„Uns haben einige kritische Zuschriften und Fragen erreicht, weshalb wir die Inzidenz nicht mehr abbilden.“

Nachdem wir seit der vergangenen Woche die Inzidenzwerte für den Landkreis und die einzelnen Gemeinden nicht mehr vermelden, haben uns einige kritische Zuschriften und Fragen erreicht, weshalb wir so entschieden haben.

Zum einen gibt es seit der letzten Novelle der niedersächsischen Corona-Verordnung vom 3. April keine Regeln mehr, die auf der Inzidenz beruhen. Zum anderen divergieren die Inzidenzwerte des Robert Koch-Instituts und des Göttinger Gesundheitsamtes weiterhin signifikant, so dass eine seriöse Auseinandersetzung mit den jeweiligen Zahlen nur schwer möglich ist.

Ihre einzige verwertbare, aber ungenaue Aussage bleibt – Stand jetzt: Die Infektionszahlen sind hoch und ebenso ist es das Ansteckungsrisiko.

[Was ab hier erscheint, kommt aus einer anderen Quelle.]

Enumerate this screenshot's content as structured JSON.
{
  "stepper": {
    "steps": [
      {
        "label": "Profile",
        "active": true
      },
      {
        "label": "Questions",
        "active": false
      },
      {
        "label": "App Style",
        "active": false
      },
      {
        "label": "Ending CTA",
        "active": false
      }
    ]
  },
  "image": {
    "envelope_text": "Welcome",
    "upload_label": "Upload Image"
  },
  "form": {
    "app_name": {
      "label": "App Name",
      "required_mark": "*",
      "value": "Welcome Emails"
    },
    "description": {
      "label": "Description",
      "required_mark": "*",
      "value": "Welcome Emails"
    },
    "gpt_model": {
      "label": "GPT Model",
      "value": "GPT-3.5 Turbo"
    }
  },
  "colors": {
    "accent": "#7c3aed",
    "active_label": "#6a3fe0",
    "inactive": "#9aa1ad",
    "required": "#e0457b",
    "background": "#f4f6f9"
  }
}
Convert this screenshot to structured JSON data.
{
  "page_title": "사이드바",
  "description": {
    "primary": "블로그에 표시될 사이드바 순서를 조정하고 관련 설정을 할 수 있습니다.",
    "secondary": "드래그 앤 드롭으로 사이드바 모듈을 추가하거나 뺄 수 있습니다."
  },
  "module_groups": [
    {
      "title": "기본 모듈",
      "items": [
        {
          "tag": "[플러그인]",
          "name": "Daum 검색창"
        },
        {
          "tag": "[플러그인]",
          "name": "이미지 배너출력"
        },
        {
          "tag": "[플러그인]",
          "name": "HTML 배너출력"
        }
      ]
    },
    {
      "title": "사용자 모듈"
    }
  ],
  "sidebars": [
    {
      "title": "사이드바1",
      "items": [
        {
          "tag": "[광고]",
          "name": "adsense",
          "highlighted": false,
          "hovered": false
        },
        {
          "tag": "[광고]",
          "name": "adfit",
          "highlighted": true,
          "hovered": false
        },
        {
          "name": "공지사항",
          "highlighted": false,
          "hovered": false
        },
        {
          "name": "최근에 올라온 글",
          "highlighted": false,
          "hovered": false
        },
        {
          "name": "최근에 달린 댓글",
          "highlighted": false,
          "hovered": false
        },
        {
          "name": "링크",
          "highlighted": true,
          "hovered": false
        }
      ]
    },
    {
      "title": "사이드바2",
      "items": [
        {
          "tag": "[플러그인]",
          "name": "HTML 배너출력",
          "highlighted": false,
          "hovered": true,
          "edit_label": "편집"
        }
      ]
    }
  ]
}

Die tägliche Zahl ändert absehbar nichts an der nötigen Warnung, die aber nicht täglich wiederholt werden muss. Ändert sich das, berichten wir.

Mit der wegfallenden Maskenpflicht wird das Risiko aller Voraussicht nach weiter anwachsen; mit den wegfallenden Testpflichten wird es die 7-Tage-Inzidenz jedoch immer schwerer haben, das aktuelle Geschehen annähernd genau abzubilden. Und mit der Genauigkeit schwindet leider auch der Informationsgehalt des Wertes. Er läuft Gefahr, dann mehr Irritation als Orientierung zu bringen.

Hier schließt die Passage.